The fear, Strominger said, was that the image would only reveal information about the swirling, glowing stuff, which is mostly gases heated to billions of degrees and back-lit by light looping around and around and around. The black hole, “the prize in the middle,” as Strominger called it, casts a shadow on that jetsam, gifting the scientists with a few nebulous clues about its mass.
The photo brought theorists — like Strominger — together with observers like Michael Johnson, first author on the EHT team’s recent study published in Science Advances and an astrophysicist with the Black Hole Initiative. “It’s an example of how a new result can prompt these unexpected, new collaborations,” Johnson said.
Together, the interdisciplinary team discovered the doughnut is not just one doughnut but a collection of sub-rings of light bending in thinner loops the closer they get to the black hole’s event horizon — a boundary around the hole, which is the point of no return where matter and even light disappear to no one knows where. Right outside that is what the team calls the photon shell. “In that region,” Lupsasca said, “gravity is not strong enough to capture the light rays forever, but it’s strong enough to deflect them so much that they go around in circles.” Nothing can bend light like a black hole.
As Strominger feared, an image of just one of those rings gives information about the inferno outside the black hole but not much about the “prize,” he said. But the team has a solution for that: With an image of a second ring, they can compare the black hole at two different periods of time. Each ring is like a mirror image of the black hole at different points in its history, not unlike the rings of a tree. So, like the infinite reflections of a person surrounded in mirrors, the stacked images provide enough data to learn the black hole’s essential properties: mass and spin.
The rings also betray how the black hole warps space-time. Their individual brightness, thickness, and shape depend on the monster’s manipulation of its surrounding geography. In reality, the rings are far from perfect circles — like a bug caught in the gravitational pull of a drain, each one weaves a warped path around the black hole’s bizarre landscape.

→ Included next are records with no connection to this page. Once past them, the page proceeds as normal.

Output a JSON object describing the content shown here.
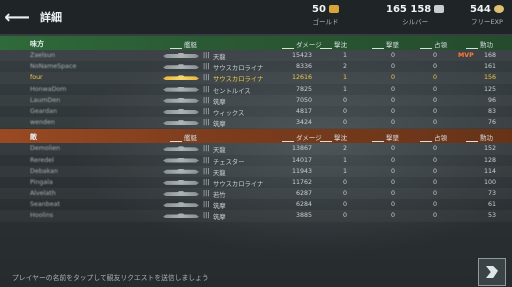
{
  "header": {
    "title": "詳細",
    "gold": {
      "value": "50",
      "label": "ゴールド"
    },
    "silver": {
      "value": "165 158",
      "label": "シルバー"
    },
    "freexp": {
      "value": "544",
      "label": "フリーEXP"
    }
  },
  "columns": {
    "ship": "艦艇",
    "damage": "ダメージ",
    "kills": "撃沈",
    "planes": "撃墜",
    "capture": "占領",
    "xp": "勲功"
  },
  "allies": {
    "label": "味方",
    "rows": [
      {
        "player": "Zaelsun",
        "tier": "|||",
        "ship": "天龍",
        "damage": "15423",
        "kills": "1",
        "planes": "0",
        "capture": "0",
        "mvp": "MVP",
        "xp": "168"
      },
      {
        "player": "NoNameSpace",
        "tier": "|||",
        "ship": "サウスカロライナ",
        "damage": "8336",
        "kills": "2",
        "planes": "0",
        "capture": "0",
        "mvp": "",
        "xp": "161"
      },
      {
        "player": "four",
        "tier": "|||",
        "ship": "サウスカロライナ",
        "damage": "12616",
        "kills": "1",
        "planes": "0",
        "capture": "0",
        "mvp": "",
        "xp": "156",
        "me": true
      },
      {
        "player": "HonwaDom",
        "tier": "|||",
        "ship": "セントルイス",
        "damage": "7825",
        "kills": "1",
        "planes": "0",
        "capture": "0",
        "mvp": "",
        "xp": "125"
      },
      {
        "player": "LaumDen",
        "tier": "|||",
        "ship": "筑摩",
        "damage": "7050",
        "kills": "0",
        "planes": "0",
        "capture": "0",
        "mvp": "",
        "xp": "96"
      },
      {
        "player": "Geardan",
        "tier": "|||",
        "ship": "ウィックス",
        "damage": "4817",
        "kills": "0",
        "planes": "0",
        "capture": "0",
        "mvp": "",
        "xp": "83"
      },
      {
        "player": "wenden",
        "tier": "|||",
        "ship": "筑摩",
        "damage": "3424",
        "kills": "0",
        "planes": "0",
        "capture": "0",
        "mvp": "",
        "xp": "76"
      }
    ]
  },
  "enemies": {
    "label": "敵",
    "rows": [
      {
        "player": "Demolien",
        "tier": "|||",
        "ship": "天龍",
        "damage": "13867",
        "kills": "2",
        "planes": "0",
        "capture": "0",
        "xp": "152"
      },
      {
        "player": "Reredel",
        "tier": "|||",
        "ship": "チェスター",
        "damage": "14017",
        "kills": "1",
        "planes": "0",
        "capture": "0",
        "xp": "128"
      },
      {
        "player": "Debakan",
        "tier": "|||",
        "ship": "天龍",
        "damage": "11943",
        "kills": "1",
        "planes": "0",
        "capture": "0",
        "xp": "114"
      },
      {
        "player": "Pingala",
        "tier": "|||",
        "ship": "サウスカロライナ",
        "damage": "11762",
        "kills": "0",
        "planes": "0",
        "capture": "0",
        "xp": "100"
      },
      {
        "player": "Alvelath",
        "tier": "|||",
        "ship": "若竹",
        "damage": "6287",
        "kills": "0",
        "planes": "0",
        "capture": "0",
        "xp": "73"
      },
      {
        "player": "Seanbeat",
        "tier": "|||",
        "ship": "筑摩",
        "damage": "6284",
        "kills": "0",
        "planes": "0",
        "capture": "0",
        "xp": "61"
      },
      {
        "player": "Hoolins",
        "tier": "|||",
        "ship": "筑摩",
        "damage": "3885",
        "kills": "0",
        "planes": "0",
        "capture": "0",
        "xp": "53"
      }
    ]
  },
  "footer": {
    "hint": "プレイヤーの名前をタップして観友リクエストを送信しましょう"
  },
  "colors": {
    "allies_header": "#2f6a3a",
    "enemies_header": "#9a4a22",
    "highlight": "#f0c84a",
    "mvp": "#ff7b3a"
  }
}
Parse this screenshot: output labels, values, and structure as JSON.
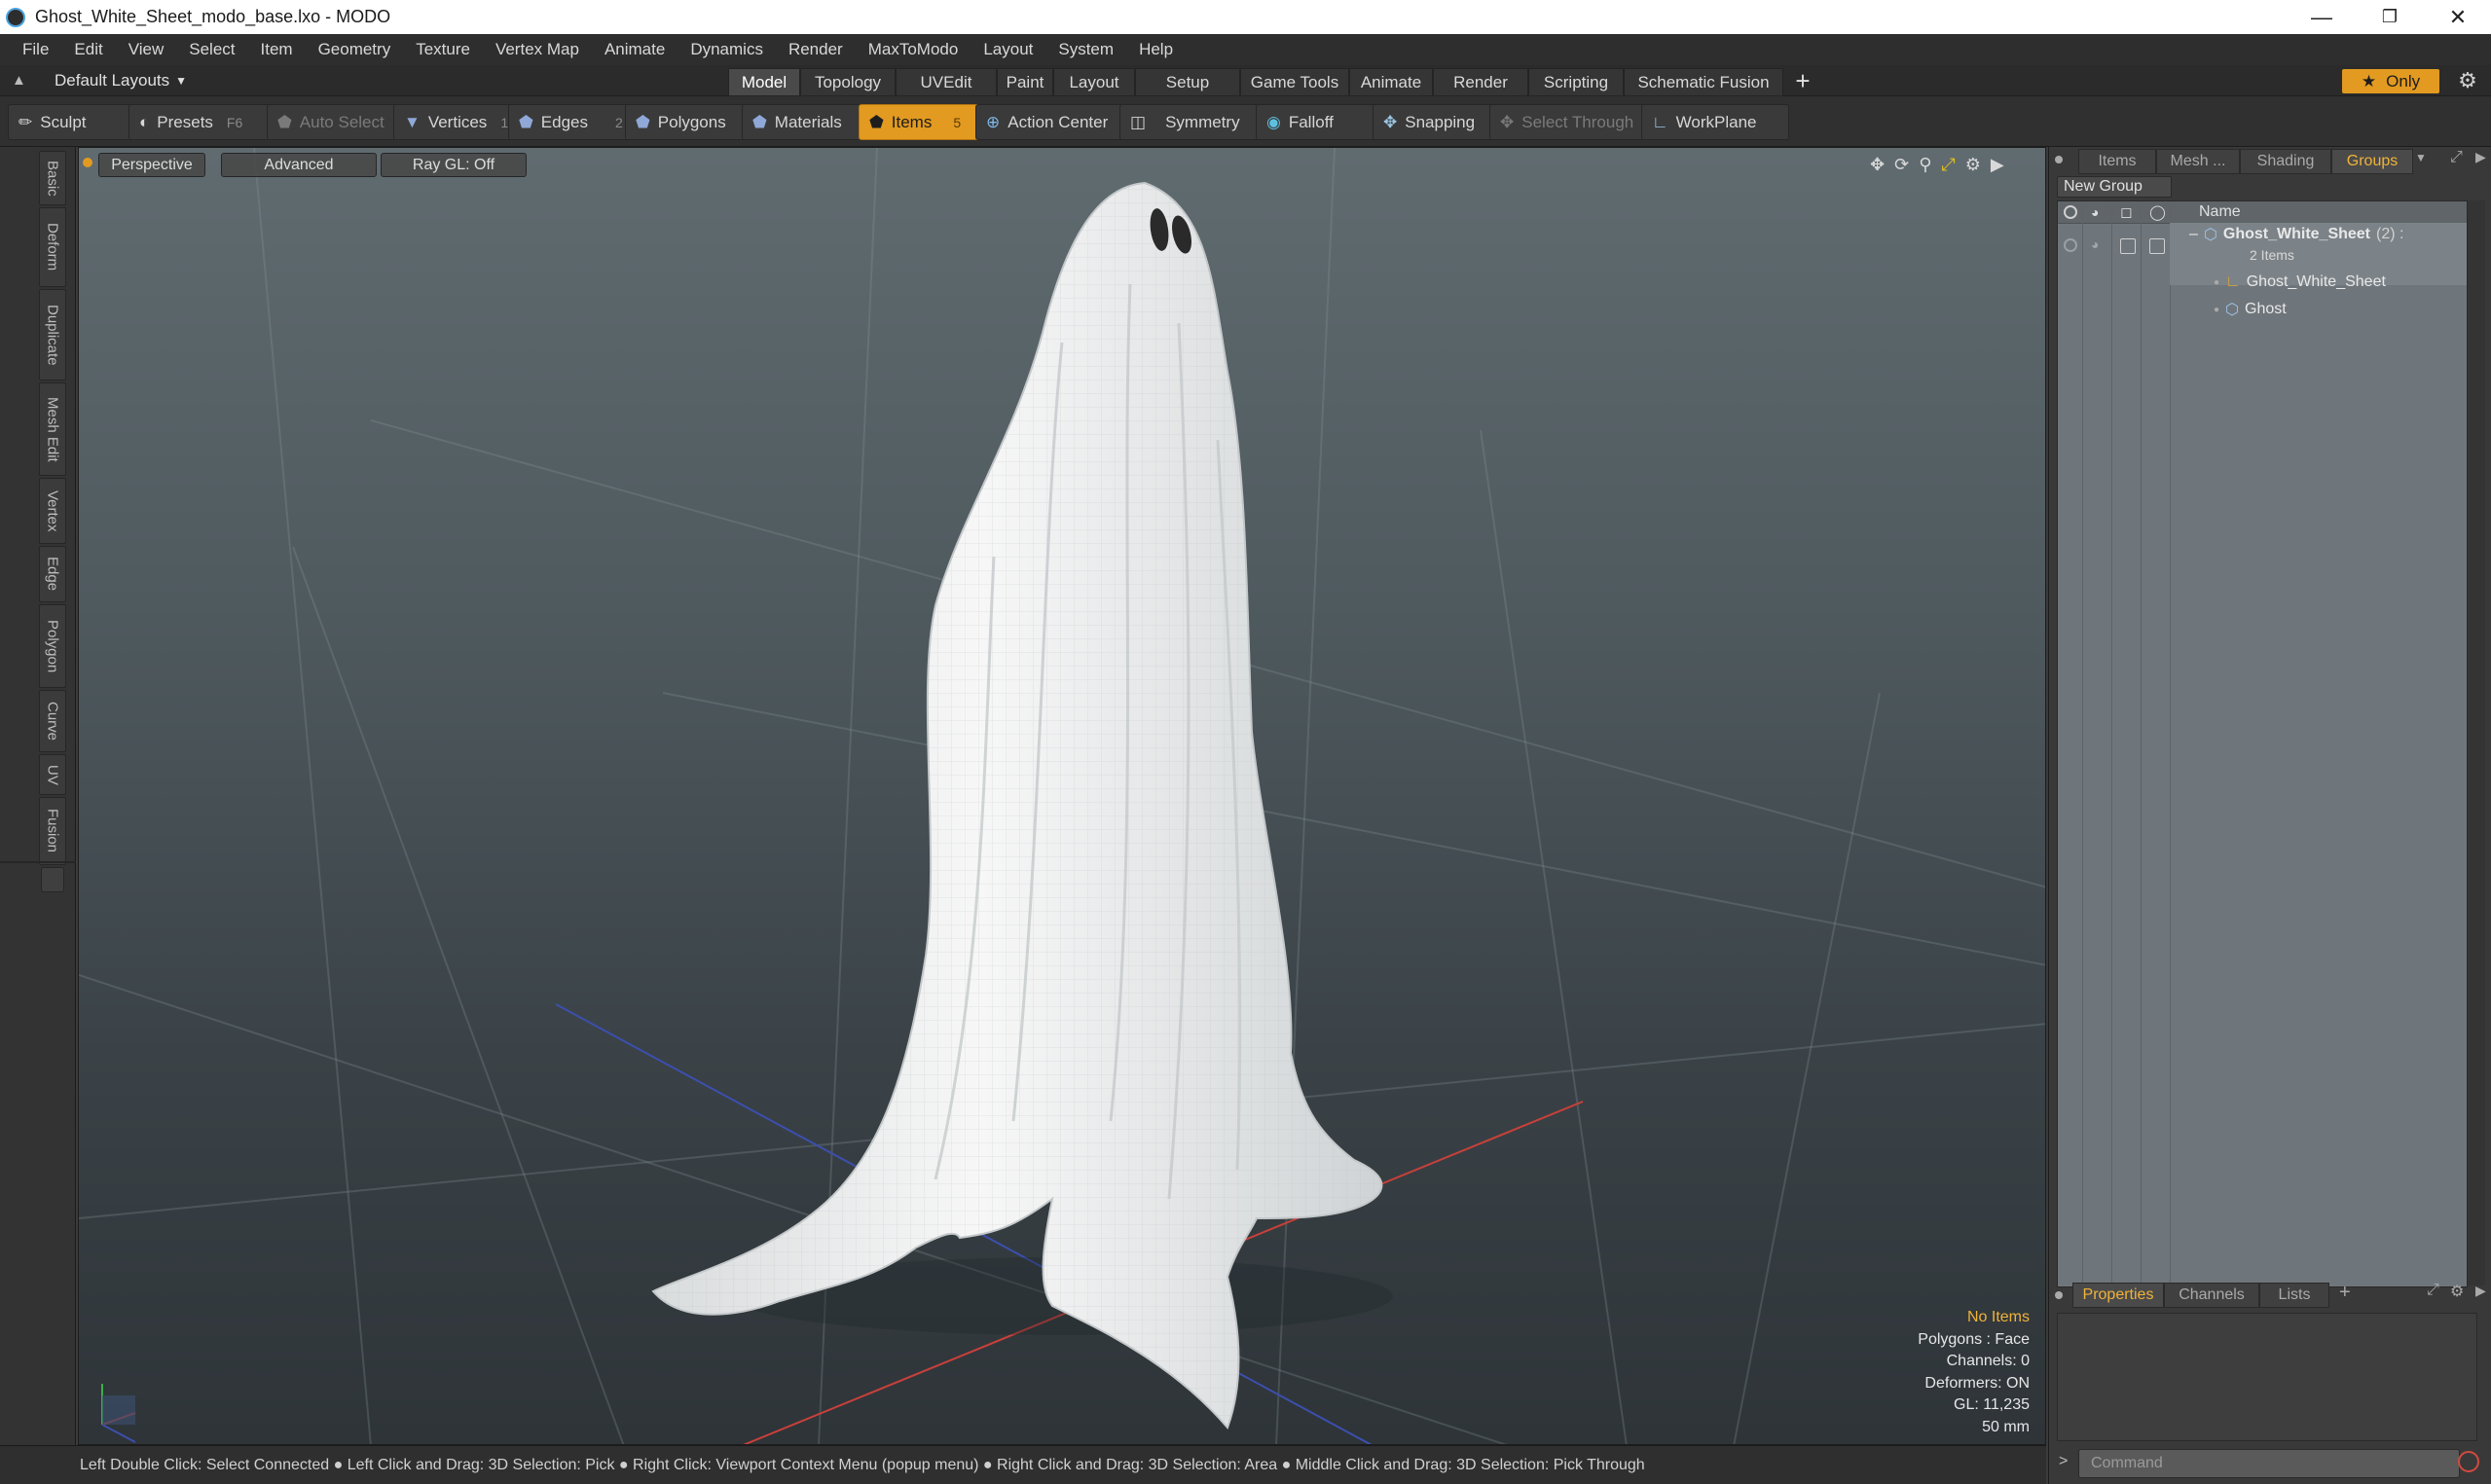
{
  "window": {
    "title": "Ghost_White_Sheet_modo_base.lxo - MODO",
    "controls": [
      "minimize-icon",
      "restore-icon",
      "close-icon"
    ]
  },
  "menu": [
    "File",
    "Edit",
    "View",
    "Select",
    "Item",
    "Geometry",
    "Texture",
    "Vertex Map",
    "Animate",
    "Dynamics",
    "Render",
    "MaxToModo",
    "Layout",
    "System",
    "Help"
  ],
  "layout_bar": {
    "layouts_label": "Default Layouts",
    "tabs": [
      "Model",
      "Topology",
      "UVEdit",
      "Paint",
      "Layout",
      "Setup",
      "Game Tools",
      "Animate",
      "Render",
      "Scripting",
      "Schematic Fusion"
    ],
    "active_tab": "Model",
    "add_tab": "+",
    "only_label": "Only"
  },
  "toolbar": {
    "sculpt": "Sculpt",
    "presets": "Presets",
    "presets_key": "F6",
    "auto_select": "Auto Select",
    "vertices": "Vertices",
    "vertices_key": "1",
    "edges": "Edges",
    "edges_key": "2",
    "polygons": "Polygons",
    "materials": "Materials",
    "items": "Items",
    "items_key": "5",
    "action_center": "Action Center",
    "symmetry": "Symmetry",
    "falloff": "Falloff",
    "snapping": "Snapping",
    "select_through": "Select Through",
    "workplane": "WorkPlane"
  },
  "left_tabs": [
    "Basic",
    "Deform",
    "Duplicate",
    "Mesh Edit",
    "Vertex",
    "Edge",
    "Polygon",
    "Curve",
    "UV",
    "Fusion"
  ],
  "viewport": {
    "view_mode": "Perspective",
    "shading": "Advanced",
    "raygl": "Ray GL: Off",
    "info": {
      "no_items": "No Items",
      "polygons": "Polygons : Face",
      "channels": "Channels: 0",
      "deformers": "Deformers: ON",
      "gl": "GL: 11,235",
      "scale": "50 mm"
    }
  },
  "status_bar": "Left Double Click: Select Connected ● Left Click and Drag: 3D Selection: Pick ● Right Click: Viewport Context Menu (popup menu) ● Right Click and Drag: 3D Selection: Area ● Middle Click and Drag: 3D Selection: Pick Through",
  "right_panel": {
    "tabs": [
      "Items",
      "Mesh ...",
      "Shading",
      "Groups"
    ],
    "active_tab": "Groups",
    "new_group": "New Group",
    "name_header": "Name",
    "group_name": "Ghost_White_Sheet",
    "group_count": "(2) :",
    "group_subtitle": "2 Items",
    "children": [
      "Ghost_White_Sheet",
      "Ghost"
    ],
    "bottom_tabs": [
      "Properties",
      "Channels",
      "Lists"
    ],
    "bottom_active": "Properties",
    "bottom_add": "+",
    "command_placeholder": "Command"
  },
  "colors": {
    "accent": "#e29a20",
    "highlight_text": "#f0b33a",
    "axis_red": "#c8403a",
    "axis_blue": "#3c4fae",
    "axis_green": "#3fae4a"
  }
}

Here’s where things get stranger: A black hole hoards images of the past. Light is composed of photons, and each one carries a bit of the image of whatever it hits. So when you see a tree the light hits the tree, bounces to your eye, and your brain eventually pulls it all together like a mosaic. Light stuck in a black hole’s gravitational pull can loop once, twice, or an infinite number of times, depending on its angle of approach, Lupsasca said. Those that finally escape in the direction of Earth carry a reflection of what the universe looked like when they entered the black hole’s pull. The longer light was held captive, the earlier in the past their image shows.
“As we peer into these rings, first, second, third, etc., we are looking at light from all over the visible universe; we are seeing farther and farther into the past, a movie, so to speak, of the history of the visible universe,” said Peter Galison, the Joseph Pellegrino University Professor of the History of Science and of Physics, in the Black Hole Initiative’s press release.